Qu’en pensez-vous? Croyez-vous que la e-réputation peut représenter un atout commercial, ou qu’elle s’avère plutôt le talon d’Achille des organisations et des marques?
L’INFLUENCE DANS LES MÉDIAS SOCIAUX : LA CLÉ DES CONTENUS
COMMENT N’IMPORTE QUI PEUT DEVENIR QUELQU’UN!
Aujourd’hui, le formidable pouvoir des médias sociaux repose désormais entre les mains des utilisateurs. Au cours de la dernière année, on l’a vu avec le Printemps Arabe et la place Tahir, et avec le mouvement Occupy Wall Street qui a vite pris une ampleur planétaire. L’utilisateur des réseaux sociaux est devenu un acteur majeur des changements sociaux.

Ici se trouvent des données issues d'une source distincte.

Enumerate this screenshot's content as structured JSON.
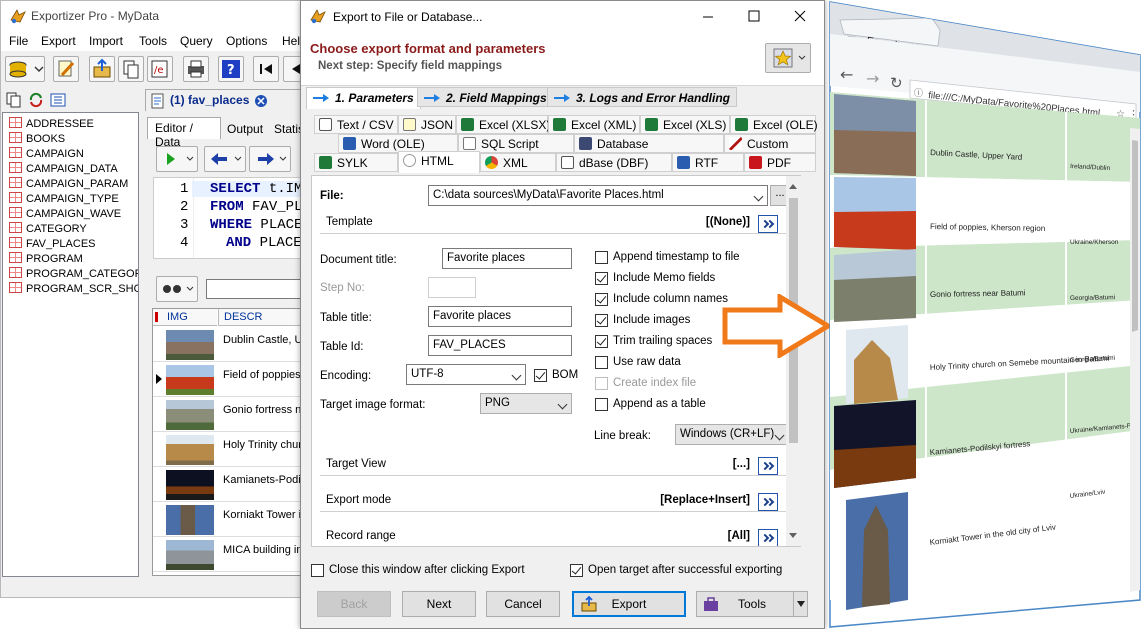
{
  "main": {
    "title": "Exportizer Pro - MyData",
    "menu": [
      "File",
      "Export",
      "Import",
      "Tools",
      "Query",
      "Options",
      "Help"
    ],
    "tables": [
      "ADDRESSEE",
      "BOOKS",
      "CAMPAIGN",
      "CAMPAIGN_DATA",
      "CAMPAIGN_PARAM",
      "CAMPAIGN_TYPE",
      "CAMPAIGN_WAVE",
      "CATEGORY",
      "FAV_PLACES",
      "PROGRAM",
      "PROGRAM_CATEGORY",
      "PROGRAM_SCR_SHOT"
    ],
    "doc_tab": "(1) fav_places",
    "inner_tabs": [
      "Editor / Data",
      "Output",
      "Statist"
    ],
    "sql": {
      "lines": [
        {
          "num": "1",
          "kw": "SELECT",
          "rest": " t.IMG"
        },
        {
          "num": "2",
          "kw": "FROM",
          "rest": " FAV_PLA"
        },
        {
          "num": "3",
          "kw": "WHERE",
          "rest": " PLACE"
        },
        {
          "num": "4",
          "kw": "AND",
          "rest": " PLACE"
        }
      ]
    },
    "grid": {
      "columns": [
        "IMG",
        "DESCR"
      ],
      "rows": [
        "Dublin Castle, Up",
        "Field of poppies,",
        "Gonio fortress ne",
        "Holy Trinity churc",
        "Kamianets-Podils",
        "Korniakt Tower ir",
        "MICA building in"
      ]
    }
  },
  "dialog": {
    "title": "Export to File or Database...",
    "heading": "Choose export format and parameters",
    "subheading": "Next step: Specify field mappings",
    "steps": [
      "1. Parameters",
      "2. Field Mappings",
      "3. Logs and Error Handling"
    ],
    "formats_row1": [
      "Text / CSV",
      "JSON",
      "Excel (XLSX)",
      "Excel (XML)",
      "Excel (XLS)",
      "Excel (OLE)"
    ],
    "formats_row2": [
      "Word (OLE)",
      "SQL Script",
      "Database",
      "Custom"
    ],
    "formats_row3": [
      "SYLK",
      "HTML",
      "XML",
      "dBase (DBF)",
      "RTF",
      "PDF"
    ],
    "file_label": "File:",
    "file_value": "C:\\data sources\\MyData\\Favorite Places.html",
    "browse": "...",
    "template_label": "Template",
    "template_value": "[(None)]",
    "doc_title_label": "Document title:",
    "doc_title_value": "Favorite places",
    "step_no_label": "Step No:",
    "table_title_label": "Table title:",
    "table_title_value": "Favorite places",
    "table_id_label": "Table Id:",
    "table_id_value": "FAV_PLACES",
    "encoding_label": "Encoding:",
    "encoding_value": "UTF-8",
    "bom_label": "BOM",
    "image_format_label": "Target image format:",
    "image_format_value": "PNG",
    "options": [
      {
        "label": "Append timestamp to file",
        "checked": false,
        "disabled": false
      },
      {
        "label": "Include Memo fields",
        "checked": true,
        "disabled": false
      },
      {
        "label": "Include column names",
        "checked": true,
        "disabled": false
      },
      {
        "label": "Include images",
        "checked": true,
        "disabled": false
      },
      {
        "label": "Trim trailing spaces",
        "checked": true,
        "disabled": false
      },
      {
        "label": "Use raw data",
        "checked": false,
        "disabled": false
      },
      {
        "label": "Create index file",
        "checked": false,
        "disabled": true
      },
      {
        "label": "Append as a table",
        "checked": false,
        "disabled": false
      }
    ],
    "line_break_label": "Line break:",
    "line_break_value": "Windows (CR+LF)",
    "target_view_label": "Target View",
    "target_view_value": "[...]",
    "export_mode_label": "Export mode",
    "export_mode_value": "[Replace+Insert]",
    "record_range_label": "Record range",
    "record_range_value": "[All]",
    "close_after_label": "Close this window after clicking Export",
    "open_target_label": "Open target after successful exporting",
    "buttons": {
      "back": "Back",
      "next": "Next",
      "cancel": "Cancel",
      "export": "Export",
      "tools": "Tools"
    }
  },
  "browser": {
    "tab_title": "Favorite Places",
    "url": "file:///C:/MyData/Favorite%20Places.html",
    "rows": [
      {
        "desc": "Dublin Castle, Upper Yard",
        "loc": "Ireland/Dublin"
      },
      {
        "desc": "Field of poppies, Kherson region",
        "loc": "Ukraine/Kherson"
      },
      {
        "desc": "Gonio fortress near Batumi",
        "loc": "Georgia/Batumi"
      },
      {
        "desc": "Holy Trinity church on Semebe mountain in Batumi",
        "loc": "Georgia/Batumi"
      },
      {
        "desc": "Kamianets-Podilskyi fortress",
        "loc": "Ukraine/Kamianets-Podilskyi"
      },
      {
        "desc": "Korniakt Tower in the old city of Lviv",
        "loc": "Ukraine/Lviv"
      }
    ]
  },
  "colors": {
    "accent": "#8b1a1a",
    "highlight_row": "#cde6c9",
    "arrow": "#f07a1a",
    "link_blue": "#1a3f8a"
  }
}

En 2009, en se servant de YouTube et des réseaux sociaux, le guitariste canadien David Carroll a fait trembler la compagnie aérienne United Airlines pour avoir cassé son instrument (Lire : The Power of One Voice At The Age of Social Media). Depuis, il n’y a pas une semaine sans qu’un utilisateur frustré ne force les entreprises à gérer de nouvelles crises.
Comme l’écrivait Gérald Fillion, de Radio-Canada dans un récent blogue (en français) Pouvoir citoyen 2.0 : «Le pouvoir citoyen existe, et nous assistons aujourd’hui à une nouvelle incarnation de ce pouvoir : les médias sociaux.» Avec les outils du Web 2.0 et des médias sociaux, l’influence s’est démocratisée. N’importe quel utilisateur peut se démarquer et se révéler un influenceur dans son réseau.
LE NOUVEAU POUVOIR ÉCONOMIQUE DES INFLUENCEURS
Dans un contexte d’affaires, le pouvoir social de ces nouveaux influenceurs devient aussi économique. Conscient de l’impact qu’il peut avoir, le simple utilisateur devient un acteur majeur qui ne se contente plus du rôle de spectateur. Avant de devenir partie prenante, il exige désormais d’être écouté et de contribuer à enrichir l’expérience.
Dans la foulée, les plateformes sociales populaires comme Twitter, Facebook et YouTube ont créé un nouvel écosystème économique qui change complètement la notion d’influence. À l’ère des médias sociaux, ce ne sont plus les entreprises qui s’affichent dans l’espoir de vendre, mais les utilisateurs qui recherchent et trouvent les meilleures occasions.
Les marques se voient donc forcées de changer leur fusil d’épaule, et de réaligner leurs stratégies et leurs approches commerciales. Les techniques traditionnelles de publicité et de marketing n’ont plus la même emprise sur les consommateurs. Une récente étude du cabinet Lightspeed Research révèle que près de trois consommateurs sur quatre (73%) se fient davantage aux recommandations de leurs pairs avant d’acheter. Plus du tiers (37%) vont même changer d’idée suite à des critiques négatives d’autres consommateurs.
LE MARKETING D’INFLUENCE : UNE INDUSTRIE EN PLEIN ESSOR
Du coup, l’impact social et économique de ces nouveaux influenceurs du Web a engendré une nouvelle industrie en pleine croissance ; celle du marketing d’influence. Essentiellement basée sur des algorithmes qui calculent l’interaction et l’engagement en ligne suscités par les nouveaux influenceurs, cette nouvelle industrie florissante permet aux marques d’identifier les intervenants qui démontrent le plus fort impact sur leur audience.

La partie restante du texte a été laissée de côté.